Why do you think so often art is dismissed by adults as a ‘waste of time’?
Artists are looked upon as irresponsible and nontraditional. THANK GOD! There are far too many beige people. Someone needs to make others uncomfortable, to ask the questions that others dare not, to see and dream things that make the status quo nervous. Even Yeshua did this. Shoot me if I look like I could be on a reality TV show.
Let’s move on to your novel, The Tortilla Children. What inspired you to write it?
It took nearly one year to write The Tortilla Children. Mostly due to research, something that I enjoy very much. Plus there has been much illness around me lately.
My father is dying of Alzheimer's. He was the most honest, hardest working person I have ever known. He, like me, never quite fit in. We are from a time that no longer is. I bought a fig tree in his honor and have it on my patio. Someday I would like to have a bit of land on which to plant it on beside the anvil. He was good at growing things — they understood him and he them. I wanted to say a few things that he could never say before and now it’s impossible. Like, I love you. A friend of mine urged me to write when I couldn't paint. Thank you.
What was your process like while writing the novel?
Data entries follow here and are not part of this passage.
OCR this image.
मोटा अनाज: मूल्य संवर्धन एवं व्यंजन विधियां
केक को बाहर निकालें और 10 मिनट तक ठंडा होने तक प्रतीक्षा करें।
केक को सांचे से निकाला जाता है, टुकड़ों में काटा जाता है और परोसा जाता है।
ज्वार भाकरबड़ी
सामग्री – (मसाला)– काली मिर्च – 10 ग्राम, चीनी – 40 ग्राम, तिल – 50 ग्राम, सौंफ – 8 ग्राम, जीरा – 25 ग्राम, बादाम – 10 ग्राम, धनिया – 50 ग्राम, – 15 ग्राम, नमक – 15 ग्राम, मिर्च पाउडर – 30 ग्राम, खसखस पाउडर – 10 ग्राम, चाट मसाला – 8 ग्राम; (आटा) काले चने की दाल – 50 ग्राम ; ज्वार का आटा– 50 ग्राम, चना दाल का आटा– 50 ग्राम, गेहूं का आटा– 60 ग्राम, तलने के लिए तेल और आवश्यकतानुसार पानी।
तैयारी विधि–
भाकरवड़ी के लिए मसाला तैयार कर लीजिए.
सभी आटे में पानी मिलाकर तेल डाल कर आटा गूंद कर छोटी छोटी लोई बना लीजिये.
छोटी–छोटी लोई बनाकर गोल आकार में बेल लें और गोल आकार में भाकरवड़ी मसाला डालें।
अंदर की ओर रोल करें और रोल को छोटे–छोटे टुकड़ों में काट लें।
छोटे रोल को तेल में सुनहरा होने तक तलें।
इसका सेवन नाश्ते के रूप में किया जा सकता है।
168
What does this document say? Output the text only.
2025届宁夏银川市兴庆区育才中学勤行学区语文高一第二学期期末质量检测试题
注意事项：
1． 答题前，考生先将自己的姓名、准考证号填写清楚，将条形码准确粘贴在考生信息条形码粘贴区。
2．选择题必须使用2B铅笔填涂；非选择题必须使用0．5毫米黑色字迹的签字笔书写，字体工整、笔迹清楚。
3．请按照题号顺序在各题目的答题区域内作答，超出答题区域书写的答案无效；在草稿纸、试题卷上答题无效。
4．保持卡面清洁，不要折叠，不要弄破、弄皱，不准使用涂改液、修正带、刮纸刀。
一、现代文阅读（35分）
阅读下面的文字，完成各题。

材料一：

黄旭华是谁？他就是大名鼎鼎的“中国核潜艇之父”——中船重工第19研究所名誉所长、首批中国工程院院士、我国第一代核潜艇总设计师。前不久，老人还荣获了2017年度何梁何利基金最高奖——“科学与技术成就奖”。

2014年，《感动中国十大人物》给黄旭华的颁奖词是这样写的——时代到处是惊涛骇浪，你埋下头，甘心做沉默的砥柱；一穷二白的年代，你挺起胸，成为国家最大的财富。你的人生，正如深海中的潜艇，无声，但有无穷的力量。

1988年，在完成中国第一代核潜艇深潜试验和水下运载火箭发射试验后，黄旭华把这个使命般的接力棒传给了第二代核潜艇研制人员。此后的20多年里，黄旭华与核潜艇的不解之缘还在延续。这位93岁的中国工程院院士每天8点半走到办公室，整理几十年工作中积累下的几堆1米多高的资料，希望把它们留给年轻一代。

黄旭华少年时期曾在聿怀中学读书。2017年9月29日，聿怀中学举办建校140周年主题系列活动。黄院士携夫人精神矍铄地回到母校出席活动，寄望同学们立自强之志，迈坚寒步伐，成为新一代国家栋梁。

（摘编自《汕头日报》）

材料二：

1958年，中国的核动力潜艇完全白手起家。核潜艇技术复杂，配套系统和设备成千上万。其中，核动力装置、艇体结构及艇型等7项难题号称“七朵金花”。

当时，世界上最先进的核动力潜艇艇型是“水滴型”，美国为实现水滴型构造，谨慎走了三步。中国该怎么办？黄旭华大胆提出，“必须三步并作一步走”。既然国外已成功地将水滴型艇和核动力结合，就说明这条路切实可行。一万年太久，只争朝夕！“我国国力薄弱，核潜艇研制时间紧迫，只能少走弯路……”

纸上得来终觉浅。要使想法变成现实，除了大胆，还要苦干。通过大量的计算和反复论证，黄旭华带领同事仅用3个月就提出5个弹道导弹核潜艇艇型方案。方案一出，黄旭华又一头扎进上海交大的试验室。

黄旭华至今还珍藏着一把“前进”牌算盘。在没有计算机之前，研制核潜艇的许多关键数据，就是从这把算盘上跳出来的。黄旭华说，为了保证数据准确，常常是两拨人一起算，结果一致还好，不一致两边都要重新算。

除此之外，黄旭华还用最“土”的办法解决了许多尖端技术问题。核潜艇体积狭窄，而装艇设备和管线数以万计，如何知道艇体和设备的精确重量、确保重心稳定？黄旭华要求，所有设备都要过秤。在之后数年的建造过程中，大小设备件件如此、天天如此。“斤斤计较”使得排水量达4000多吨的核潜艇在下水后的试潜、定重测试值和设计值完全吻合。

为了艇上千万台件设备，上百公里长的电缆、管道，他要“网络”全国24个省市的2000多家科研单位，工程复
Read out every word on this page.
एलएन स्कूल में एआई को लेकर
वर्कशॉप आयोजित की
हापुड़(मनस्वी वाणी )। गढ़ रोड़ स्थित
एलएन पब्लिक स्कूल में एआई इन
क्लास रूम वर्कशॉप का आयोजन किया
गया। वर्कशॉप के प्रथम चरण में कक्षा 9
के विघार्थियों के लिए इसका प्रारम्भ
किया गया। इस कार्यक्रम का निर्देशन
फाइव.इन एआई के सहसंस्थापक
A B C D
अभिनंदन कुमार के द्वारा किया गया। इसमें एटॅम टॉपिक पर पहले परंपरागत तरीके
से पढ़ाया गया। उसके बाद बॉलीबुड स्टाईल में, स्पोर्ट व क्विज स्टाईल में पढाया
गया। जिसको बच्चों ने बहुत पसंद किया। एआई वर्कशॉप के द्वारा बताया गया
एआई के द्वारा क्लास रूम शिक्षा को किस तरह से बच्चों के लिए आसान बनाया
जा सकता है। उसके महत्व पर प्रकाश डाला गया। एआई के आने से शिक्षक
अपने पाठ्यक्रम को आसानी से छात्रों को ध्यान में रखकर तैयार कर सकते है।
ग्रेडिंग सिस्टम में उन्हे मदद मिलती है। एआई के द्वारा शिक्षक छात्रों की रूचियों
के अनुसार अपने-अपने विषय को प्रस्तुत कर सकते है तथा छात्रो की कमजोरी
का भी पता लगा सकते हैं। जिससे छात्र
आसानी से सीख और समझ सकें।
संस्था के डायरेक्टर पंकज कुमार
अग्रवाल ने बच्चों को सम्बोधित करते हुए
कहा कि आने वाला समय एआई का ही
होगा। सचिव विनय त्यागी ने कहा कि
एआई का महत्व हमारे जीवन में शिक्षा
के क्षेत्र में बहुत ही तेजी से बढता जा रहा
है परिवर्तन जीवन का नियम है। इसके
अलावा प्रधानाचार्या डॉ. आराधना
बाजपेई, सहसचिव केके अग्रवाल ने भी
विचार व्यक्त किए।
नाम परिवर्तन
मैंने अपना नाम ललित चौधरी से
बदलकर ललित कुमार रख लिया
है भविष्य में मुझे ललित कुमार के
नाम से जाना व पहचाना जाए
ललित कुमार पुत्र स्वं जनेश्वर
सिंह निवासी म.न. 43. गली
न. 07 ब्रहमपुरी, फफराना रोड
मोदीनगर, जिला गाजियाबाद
Do you have a disciplined schedule to write?
I am up at 3:30-4:00 am and write until 7:00-10:00 am and then I try again in the evening.
I need quiet and it is very difficult living in a city apartment complex. I have an oatmeal shake with banana and honey everyday then two black coffees or espresso. I sit at my laptop on my dining room table instead of desk. My desk in my bedroom has a computer set up for my research. I am rather OCD and read back over what I have done. But eventually I get there. Some nights I dream things and get up and run to my laptop. I am rather reclusive. I live in the dark, especially for my next book.